3. Connect them with edges. Look carefully at the conditional edge.
4. Set supervisor to be the entry point

In [16]:
from langgraph.graph import END, StateGraph

graph = StateGraph(AgentState)

graph.add_node("supervisor", call_supervisor)
graph.add_node("dbally", call_dbally)
graph.add_node("change_config", change_dbally_config)
graph.add_node("human", human_in_the_loop)

conditional_map = {
    "Configuration Setter": "change_config",
    "Database master": "dbally",
    "human": "human",
    "finish": END,
}

graph.add_edge("change_config", "supervisor")
graph.add_edge("dbally", "supervisor")
graph.add_conditional_edges("supervisor", lambda x: x["next"], conditional_map)
graph.add_edge("human", "supervisor")

graph.set_entry_point("supervisor")

app = graph.compile()

Nice! The last thing we should do is to test it.

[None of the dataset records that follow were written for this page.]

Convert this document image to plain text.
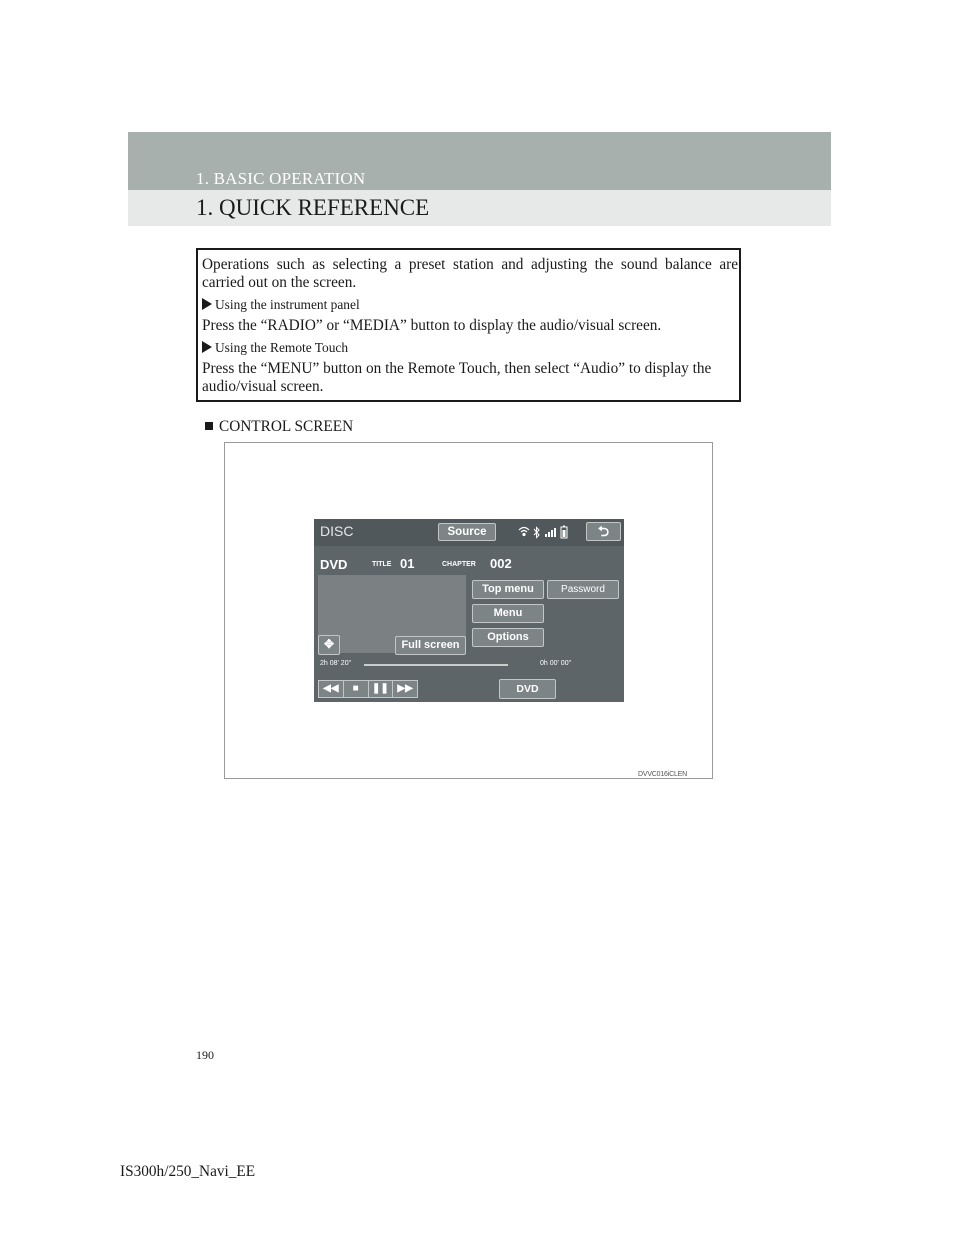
1. BASIC OPERATION
1. QUICK REFERENCE

Operations such as selecting a preset station and adjusting the sound balance are carried out on the screen.

Using the instrument panel

Press the “RADIO” or “MEDIA” button to display the audio/visual screen.

Using the Remote Touch

Press the “MENU” button on the Remote Touch, then select “Audio” to display the audio/visual screen.

CONTROL SCREEN
DISC	Source	⮌
DVD	TITLE 01	CHAPTER 002
✥	Full screen
Top menu	Password
Menu
Options
2h 08' 20"	0h 00' 00"
◀◀	■	❚❚ ▶▶	DVD settings
DVVC016iCLEN
190
IS300h/250_Navi_EE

We start our conversation by providing configuration information. Next, the `configuration setter` should be selected. After that the user will be asked to provide the next instructions please. You try with a question **Do we have offers for Software Engineer?** This triggers the Database master, which answers using natural language which brings us to the final state.

In [17]:
example_state = AgentState(
    messages=[HumanMessage(content="From now I want to use natural language responses.", name="User")],
    dbally_config=example_dbally_config,
    next="",
)

async for event in app.astream(example_state):
    for v in event.values():
        print(v)

{'next': 'Configuration Setter'}
{'messages': [HumanMessage(content='Configuration adjusted. Ask human what to do now.', name='change_dbally_config')], 'dbally_config': DballyConfig(use_nl_responses=True, used_collection=<AvailableCollections.Recruitment: 1>, log_to_langsmith=False)}
{'next': 'human'}
{'messages': [HumanMessage(content='Do we have any data scientists?', name='User')]}
{'next': 'Database master'}
{'messages': [AIMessage(content='Yes, we have two data scientists in the database. One is Emily Chen from Canada with 3 years of experience, and the other is Anushka Sharma from India with 5 years of experience.', name='db-ally')]}
{'next': 'human'}
{'messages': [HumanMessage(content="That's all I wanted", name='User')]}
{'next': 'finish'}


Congratulations! Together, we built an agentic system capable of querying the database, changing the configuration dynamically, and incorporating human-in-the-loop. Good job!